By late 1948, Project Sign was discontinued in name and replaced by a much more negatively oriented Project Grudge. Ruppelt reported that the choice of the word "Grudge" to describe the new project was deliberate: Grudge was intended to provide prosaic explanations for as many UFO reports as possible.

Ruppelt wrote,

"On February 11, 1949, an order was written that changed the name of the UFO project from Project Sign to Project Grudge. The order was supposedly written because the classified name, Project Sign, had been compromised. This was always my official answer to any questions about the name change. I'd go further and say that the names of the projects, first Sign, then Grudge, had no significance. This wasn't true; they did have significance, a lot of it."
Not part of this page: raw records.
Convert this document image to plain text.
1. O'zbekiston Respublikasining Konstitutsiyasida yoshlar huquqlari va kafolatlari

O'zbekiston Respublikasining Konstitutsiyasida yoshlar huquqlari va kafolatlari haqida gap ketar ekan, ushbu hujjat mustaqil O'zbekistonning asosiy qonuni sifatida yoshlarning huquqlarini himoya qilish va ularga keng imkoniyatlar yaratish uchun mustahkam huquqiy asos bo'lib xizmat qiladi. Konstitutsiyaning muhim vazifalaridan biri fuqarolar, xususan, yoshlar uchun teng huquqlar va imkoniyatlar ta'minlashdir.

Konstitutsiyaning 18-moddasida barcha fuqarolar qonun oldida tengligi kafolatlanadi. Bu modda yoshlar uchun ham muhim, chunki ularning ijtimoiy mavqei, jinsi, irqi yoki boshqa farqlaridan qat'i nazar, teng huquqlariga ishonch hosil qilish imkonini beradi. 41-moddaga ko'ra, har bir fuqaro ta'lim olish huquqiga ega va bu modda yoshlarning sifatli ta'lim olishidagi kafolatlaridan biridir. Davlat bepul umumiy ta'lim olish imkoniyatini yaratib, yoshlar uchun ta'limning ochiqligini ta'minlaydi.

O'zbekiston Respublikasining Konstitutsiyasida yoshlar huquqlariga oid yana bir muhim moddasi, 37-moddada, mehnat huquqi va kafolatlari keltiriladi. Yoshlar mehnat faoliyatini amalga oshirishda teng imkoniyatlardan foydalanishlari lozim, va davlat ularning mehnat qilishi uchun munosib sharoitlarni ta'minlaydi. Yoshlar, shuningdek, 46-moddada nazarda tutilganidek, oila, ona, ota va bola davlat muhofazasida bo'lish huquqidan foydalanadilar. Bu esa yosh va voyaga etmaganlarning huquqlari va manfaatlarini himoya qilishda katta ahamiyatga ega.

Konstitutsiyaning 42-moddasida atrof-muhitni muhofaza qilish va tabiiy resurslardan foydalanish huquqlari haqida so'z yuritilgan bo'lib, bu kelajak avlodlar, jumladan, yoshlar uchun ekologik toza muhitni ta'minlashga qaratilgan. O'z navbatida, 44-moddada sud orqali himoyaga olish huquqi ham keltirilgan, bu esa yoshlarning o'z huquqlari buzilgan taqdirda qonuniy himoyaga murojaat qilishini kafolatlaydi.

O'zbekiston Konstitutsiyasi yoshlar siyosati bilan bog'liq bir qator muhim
Ruppelt referred to the Project Grudge era as the "Dark Ages" of official Air Force UFO investigations. Still, by late 1949, some 20 percent of UFO sightings remained classified as "unknown" by Grudge. By late 1951, according to Ruppelt, some highly influential Pentagon generals had become so disenchanted with Grudge's debunking that Grudge itself was dismantled and replaced by Project Blue Book, with Ruppelt in charge.

Historian David Michael Jacobs argues that, overall, Project Sign's personnel did an admirable job. However, Jacobs has also stated, " main problem was that the staff was too inexperienced to discriminate between which sightings to investigate thoroughly. Because of unfamiliarity with the phenomenon, the staff spent inordinate amounts of time on sightings that were obviously aircraft, meteors or hoaxes."